«Die Kirchen sind ein idealer Akteur in einer weltweiten Zivilgemeinschaft»

Seit 2022 ist der evangelisch-lutherische Theologe Heinrich Bedford-Strohm Vorsitzender des Zentralausschusses des Ökumenischen Rats der Kirchen (ÖRK). Dem Landesbischof in Bayern ist die Ökumene ein Herzensanliegen. Diese sei gerade in einer Zeit, in der die Kirchen vor grossen Herausforderungen stehen, nötiger denn je.

Als Vorsitzender des ÖRK stehen Sie einem Gremium vor, das 352 Kirchen vertritt.
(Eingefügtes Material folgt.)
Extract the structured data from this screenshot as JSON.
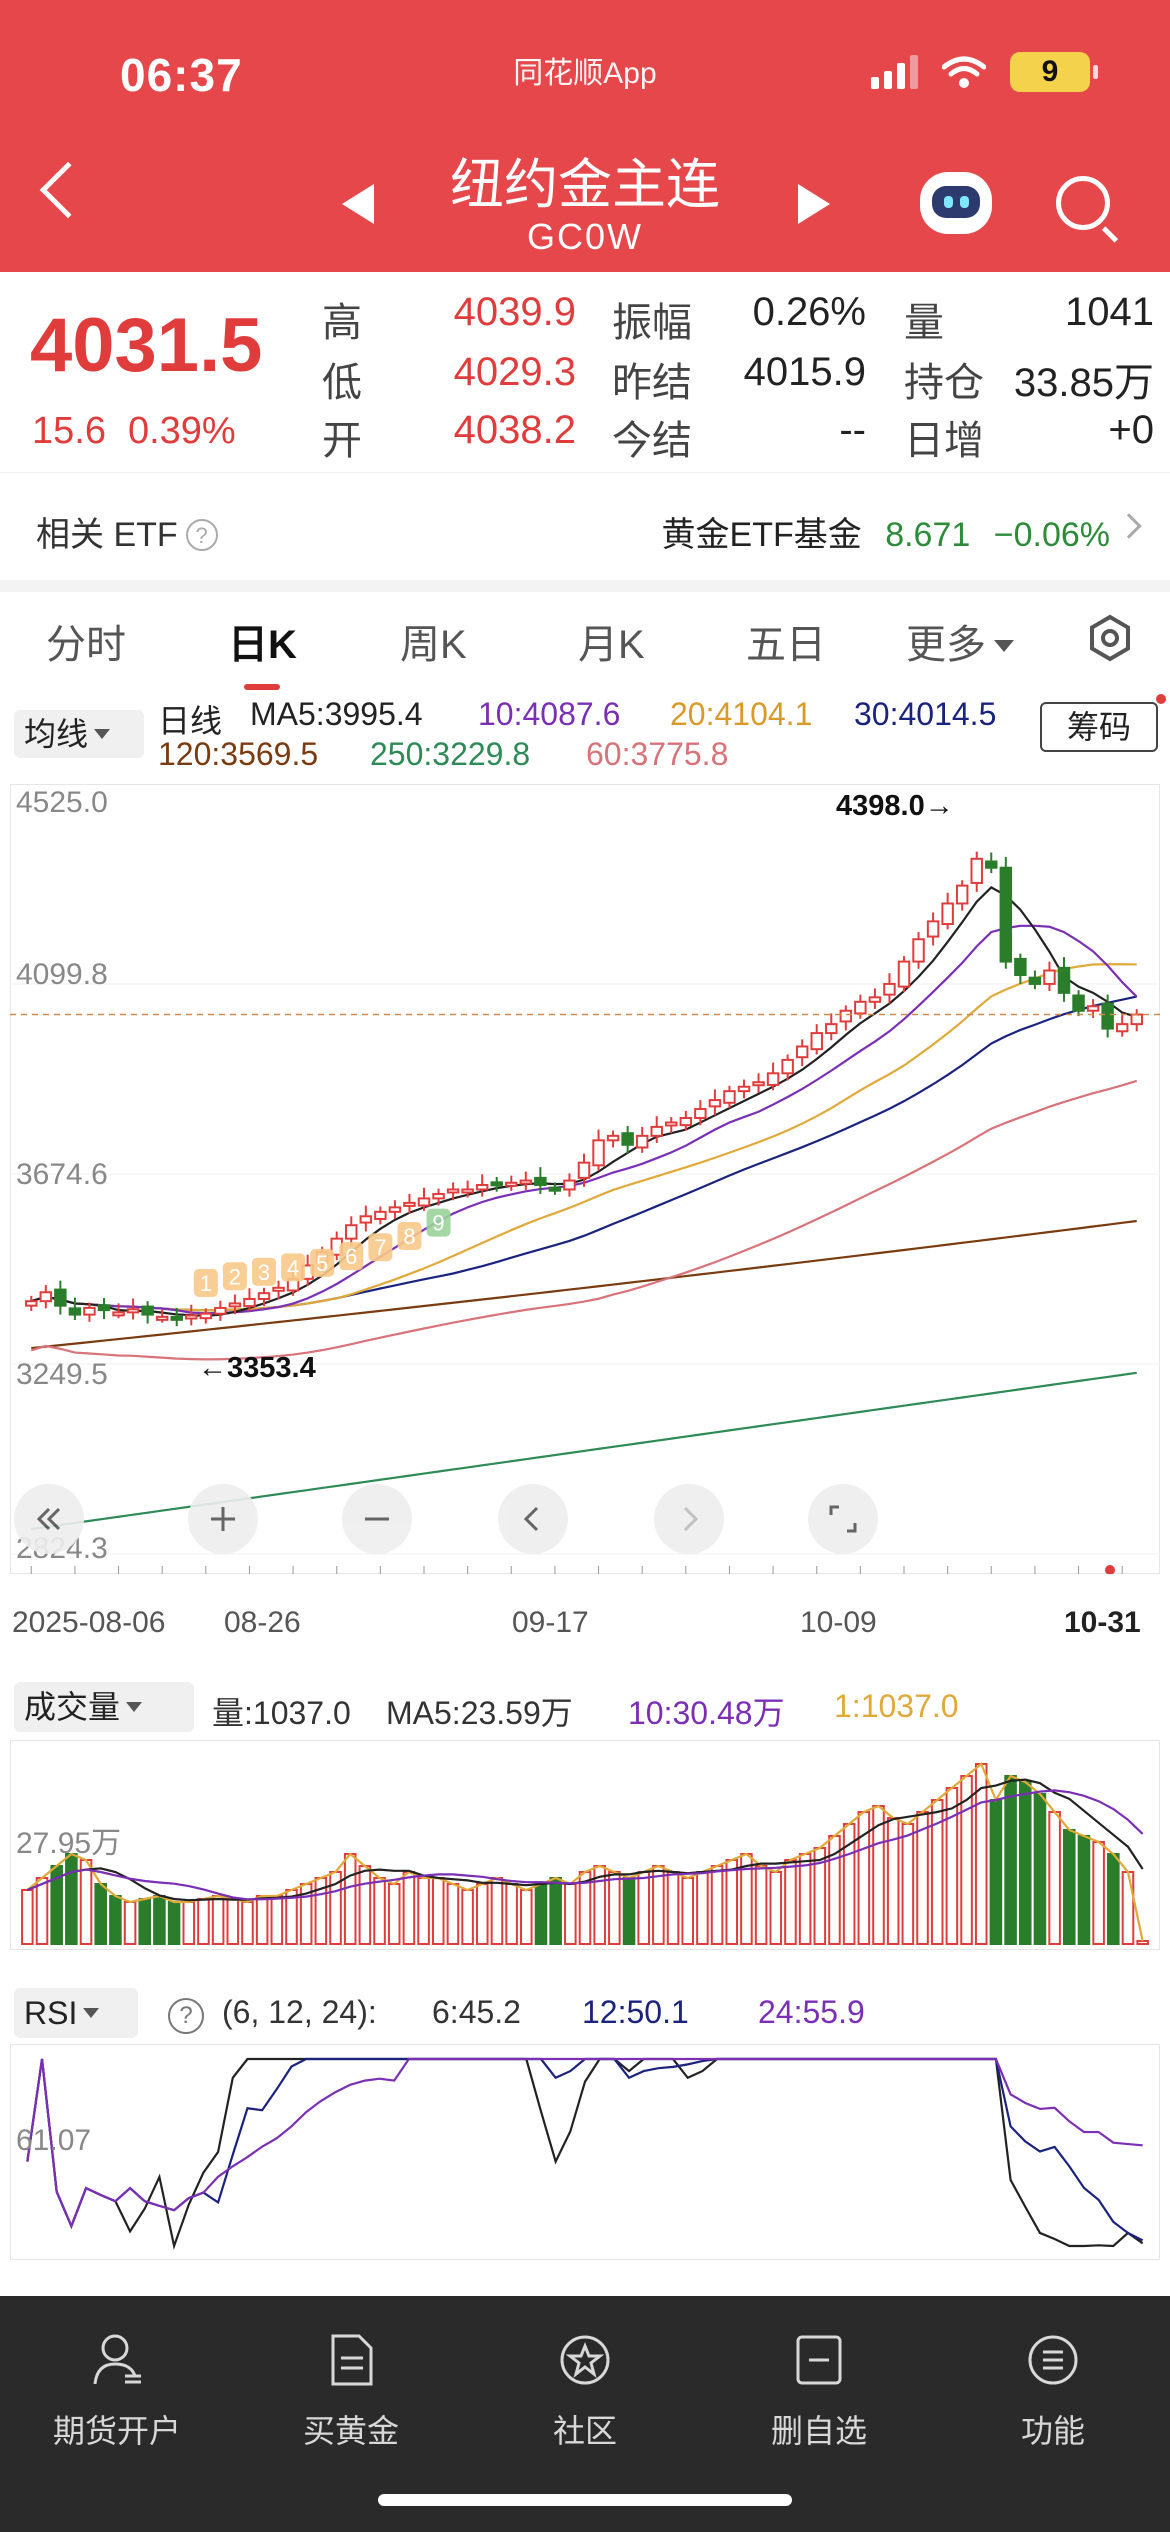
{
  "status_bar": {
    "time": "06:37",
    "app_name": "同花顺App",
    "battery": "9"
  },
  "nav": {
    "title": "纽约金主连",
    "subtitle": "GC0W"
  },
  "quote": {
    "price": "4031.5",
    "change": "15.6",
    "change_pct": "0.39%",
    "high_label": "高",
    "high": "4039.9",
    "low_label": "低",
    "low": "4029.3",
    "open_label": "开",
    "open": "4038.2",
    "amplitude_label": "振幅",
    "amplitude": "0.26%",
    "prev_settle_label": "昨结",
    "prev_settle": "4015.9",
    "today_settle_label": "今结",
    "today_settle": "--",
    "volume_label": "量",
    "volume": "1041",
    "open_interest_label": "持仓",
    "open_interest": "33.85万",
    "daily_increase_label": "日增",
    "daily_increase": "+0"
  },
  "etf": {
    "label": "相关 ETF",
    "name": "黄金ETF基金",
    "price": "8.671",
    "change_pct": "−0.06%"
  },
  "tabs": [
    "分时",
    "日K",
    "周K",
    "月K",
    "五日",
    "更多"
  ],
  "active_tab": "日K",
  "ma_legend": {
    "selector": "均线",
    "line_type": "日线",
    "ma5": "MA5:3995.4",
    "ma10": "10:4087.6",
    "ma20": "20:4104.1",
    "ma30": "30:4014.5",
    "ma120": "120:3569.5",
    "ma250": "250:3229.8",
    "ma60": "60:3775.8",
    "chips_button": "筹码"
  },
  "colors": {
    "up": "#e03c3c",
    "down": "#2a7d2a",
    "ma5": "#222222",
    "ma10": "#7a2fb5",
    "ma20": "#e0a93a",
    "ma30": "#1a237e",
    "ma60": "#d9737a",
    "ma120": "#7a3b10",
    "ma250": "#2e8b57"
  },
  "chart_data": {
    "type": "candlestick",
    "y_axis_ticks": [
      "4525.0",
      "4099.8",
      "3674.6",
      "3249.5",
      "2824.3"
    ],
    "ylim": [
      2824.3,
      4525.0
    ],
    "x_axis_ticks": [
      "2025-08-06",
      "08-26",
      "09-17",
      "10-09",
      "10-31"
    ],
    "max_label": "4398.0",
    "min_label": "3353.4",
    "last_price_reference": 4031.5,
    "closes": [
      3390,
      3410,
      3380,
      3360,
      3375,
      3370,
      3365,
      3372,
      3360,
      3355,
      3350,
      3358,
      3362,
      3375,
      3385,
      3395,
      3408,
      3420,
      3440,
      3470,
      3500,
      3530,
      3560,
      3580,
      3590,
      3600,
      3610,
      3620,
      3630,
      3640,
      3640,
      3650,
      3655,
      3655,
      3660,
      3650,
      3640,
      3660,
      3700,
      3750,
      3760,
      3740,
      3760,
      3780,
      3790,
      3800,
      3820,
      3840,
      3860,
      3870,
      3880,
      3900,
      3930,
      3960,
      3990,
      4010,
      4040,
      4060,
      4070,
      4100,
      4150,
      4200,
      4240,
      4280,
      4320,
      4380,
      4360,
      4150,
      4120,
      4100,
      4130,
      4080,
      4040,
      4050,
      4000,
      4010,
      4031.5
    ],
    "numbers": [
      {
        "label": "1",
        "value": 3395
      },
      {
        "label": "2",
        "value": 3410
      },
      {
        "label": "3",
        "value": 3420
      },
      {
        "label": "4",
        "value": 3430
      },
      {
        "label": "5",
        "value": 3440
      },
      {
        "label": "6",
        "value": 3455
      },
      {
        "label": "7",
        "value": 3475
      },
      {
        "label": "8",
        "value": 3500
      },
      {
        "label": "9",
        "value": 3530
      }
    ]
  },
  "chart_controls": [
    "scroll-left",
    "zoom-in",
    "zoom-out",
    "prev",
    "next",
    "fullscreen"
  ],
  "volume": {
    "selector": "成交量",
    "vol": "量:1037.0",
    "ma5": "MA5:23.59万",
    "ma10": "10:30.48万",
    "ma1": "1:1037.0",
    "axis_label": "27.95万",
    "values": [
      18,
      22,
      26,
      30,
      28,
      20,
      16,
      14,
      15,
      16,
      14,
      14,
      15,
      16,
      15,
      14,
      16,
      16,
      18,
      20,
      22,
      24,
      30,
      26,
      22,
      20,
      24,
      22,
      22,
      20,
      18,
      20,
      22,
      20,
      18,
      20,
      22,
      20,
      24,
      26,
      24,
      22,
      24,
      26,
      24,
      22,
      24,
      26,
      28,
      30,
      26,
      24,
      28,
      30,
      32,
      36,
      40,
      44,
      46,
      42,
      40,
      44,
      48,
      52,
      56,
      60,
      48,
      56,
      54,
      50,
      44,
      38,
      36,
      34,
      30,
      24,
      1
    ]
  },
  "rsi": {
    "selector": "RSI",
    "params": "(6, 12, 24):",
    "rsi6": "6:45.2",
    "rsi12": "12:50.1",
    "rsi24": "24:55.9",
    "axis_label": "61.07"
  },
  "bottom_nav": [
    "期货开户",
    "买黄金",
    "社区",
    "删自选",
    "功能"
  ]
}
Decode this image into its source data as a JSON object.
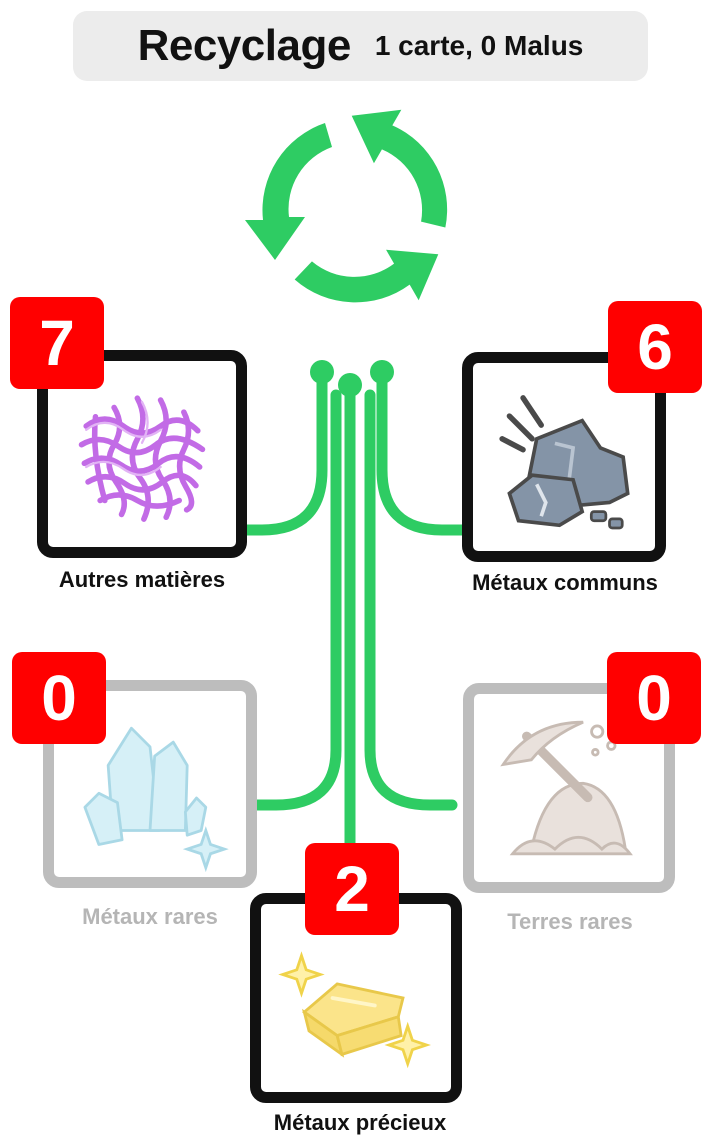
{
  "header": {
    "title": "Recyclage",
    "subtitle": "1 carte, 0 Malus"
  },
  "categories": [
    {
      "label": "Autres matières",
      "count": "7",
      "dimmed": false,
      "icon": "fiber-mesh-icon"
    },
    {
      "label": "Métaux communs",
      "count": "6",
      "dimmed": false,
      "icon": "rock-ore-icon"
    },
    {
      "label": "Métaux rares",
      "count": "0",
      "dimmed": true,
      "icon": "crystal-icon"
    },
    {
      "label": "Terres rares",
      "count": "0",
      "dimmed": true,
      "icon": "pickaxe-mound-icon"
    },
    {
      "label": "Métaux précieux",
      "count": "2",
      "dimmed": false,
      "icon": "gold-ingot-icon"
    }
  ],
  "colors": {
    "accent_green": "#2ecc63",
    "badge_red": "#ff0000",
    "frame": "#111111",
    "frame_dim": "#bdbdbd"
  }
}
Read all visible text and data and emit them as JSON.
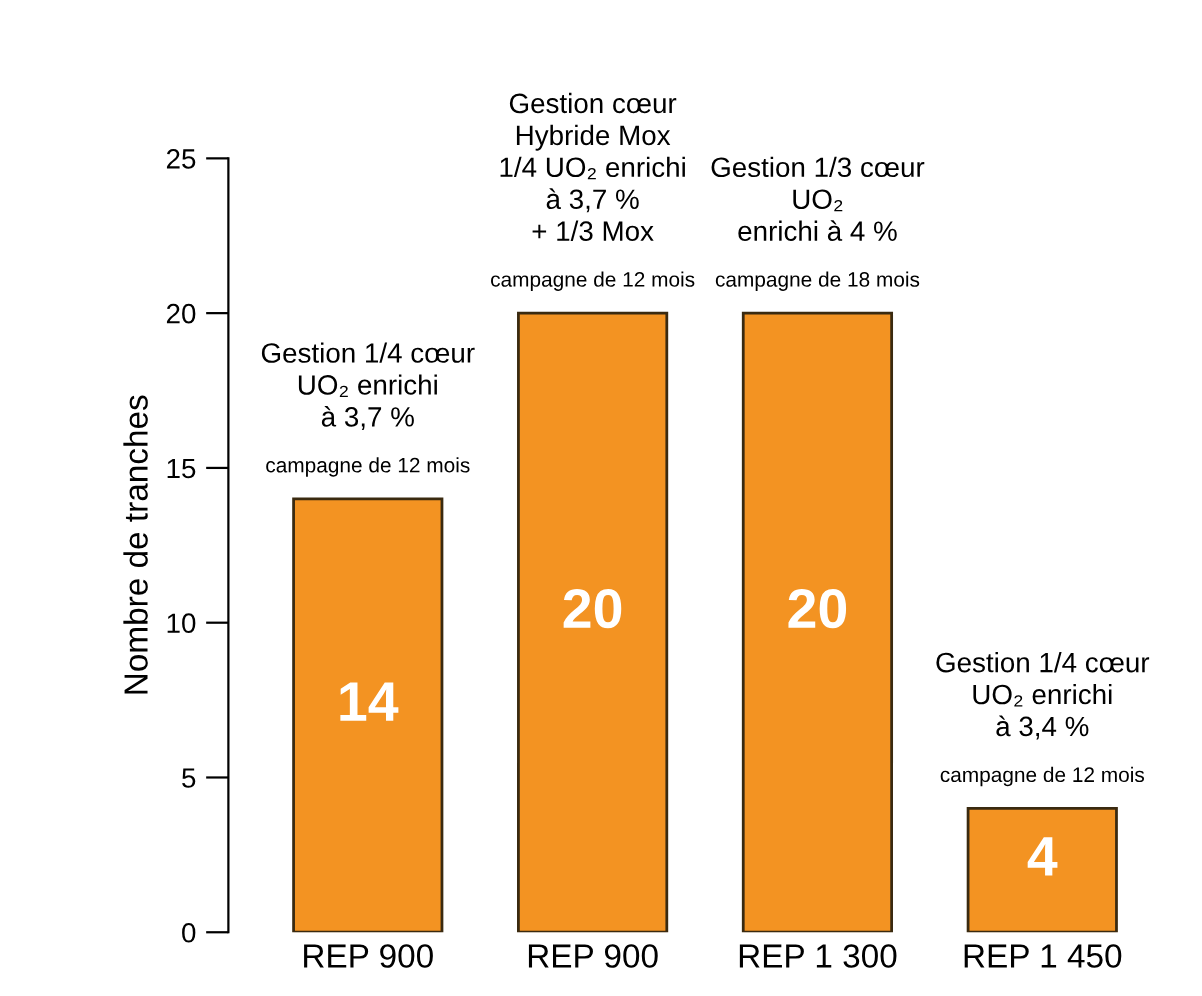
{
  "chart_data": {
    "type": "bar",
    "ylabel": "Nombre de tranches",
    "categories": [
      "REP 900",
      "REP 900",
      "REP 1 300",
      "REP 1 450"
    ],
    "values": [
      14,
      20,
      20,
      4
    ],
    "color": "#f39322",
    "data_labels": true,
    "ylim": [
      0,
      25
    ],
    "yticks": [
      0,
      5,
      10,
      15,
      20,
      25
    ],
    "grid": false,
    "legend": false,
    "annotations": [
      "Gestion 1/4 cœur\nUO₂ enrichi\nà 3,7 %",
      "campagne de 12 mois",
      "Gestion cœur\nHybride Mox\n1/4 UO₂ enrichi\nà 3,7 %\n+ 1/3 Mox",
      "campagne de 12 mois",
      "Gestion 1/3 cœur\nUO₂\nenrichi à 4 %",
      "campagne de 18 mois",
      "Gestion 1/4 cœur\nUO₂ enrichi\nà 3,4 %",
      "campagne de 12 mois"
    ]
  }
}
Konnten Sie sich bereits einen Überblick über diese Vielfalt verschaffen?
Heinrich Bedford-Strohm: Bei der Leitung des Zentralausschusses, in dem Delegierte aus aller Welt vertreten sind, bekomme ich viel davon mit, was diese Kirchen ausmacht. Und ich erfahre unmittelbar, was sie bedrückt und was für uns auf Weltebene relevante Fragen sind.  

Und wo drückt der Schuh bei den Mitgliedskirchen am meisten?
Ein zentrales Problem ist die weltweite Ungerechtigkeit. Da sitzen Kirchenvertreter mit am Tisch aus Ländern, in denen Menschen vor Hunger oder wegen einer Dürre sterben. Und fragt man nach wirtschaftlicher Gerechtigkeit, stellt sich sofort die Frage der Klimagerechtigkeit. Deshalb ist es auch so wichtig, in unseren Gremien so nahe beieinander zu sein. Denn was wir hier an Klimaschäden verursachen, betrifft die Menschen an anderen Orten unmittelbar.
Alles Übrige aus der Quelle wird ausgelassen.